LGBT Community Faces Greater Risk for Addiction
Nearly ten percent of Americans struggle with substance abuse and addiction, a statistic that is quite large compared to the rest of the world, and minorities face a greater chance of substance abuse than others. Ethnic and cultural diversity among addicts has been obvious for decades. Social norms, access to education, and socioeconomic status are significant factors that contribute to greater substance abuse in minority communities. Those who identify as lesbian, gay, bi-sexual, or transgender, especially LGBT youth, face an even greater risk for addiction, mental health problems, and suicide than those who identify as heterosexual. Why?
Like other minority communities, members of the LGBT community face “minority stress.” This term refers to hardship stemming from being socially stigmatized, set apart as different from the majority. LGBT youth are often bullied in school and shunned by their families. Adults experience judgment and instability in the workplace specific to their sexual identity and sexual preference. Although huge strides have been made for civil equality, many LGBT Americans still face daily discrimination.
Education on drug and alcohol use begins at home. When sexual identity, sexual preference, and personal expression create a wedge between family members, particularly with primary caregivers, LGBT persons lack the support and direction they need to cope and grow from an early age. The likelihood of self-medicating and involvement with social groups out of rebellion or desperation increases.
LGBT Community and the Challenges of Getting Help for an Addiction
LGBT adults face unique challenges in accessing help for addiction. Treatment professionals often lack training specific to minority needs. Residential treatment facilities are most often set up to house people based upon gender and assumed sexuality. When their sexual identity and preference fall outside of the majority norms, LGBT persons face additional social challenges that amplify the differences between themselves and others. The discrimination that they face in their greater community is replicated, even amplified, in the addiction treatment experience. LGBT individuals may be hesitant to seek professional help to overcome addiction because they may face hostility and discrimination from providers or others in recovery.

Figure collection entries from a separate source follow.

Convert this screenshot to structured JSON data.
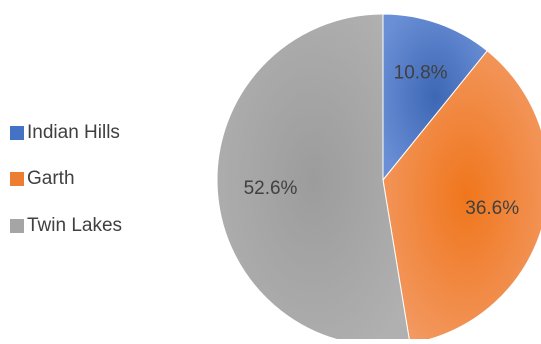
{
  "chart_data": {
    "type": "pie",
    "categories": [
      "Indian Hills",
      "Garth",
      "Twin Lakes"
    ],
    "values": [
      10.8,
      36.6,
      52.6
    ],
    "labels": [
      "10.8%",
      "36.6%",
      "52.6%"
    ],
    "colors": [
      "#4472c4",
      "#ed7d31",
      "#a5a5a5"
    ],
    "start": "12 o'clock, clockwise",
    "legend_position": "left"
  }
}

Equality in Addiction Treatment for LGBT Community
The Department of Health and Human Services and other regulatory agencies are making strides in addressing the needs of LGBT people by promoting and requiring cultural-competency training for providers and support staff, and many treatment centers and hospitals are responding with sensitivity and action. It is imperative that all people who struggle with addiction have access to recovery support regardless of sexual identity, expression, or preference. Recovery is possible for everyone. Creating equality in addiction treatment is one more step toward equality in life.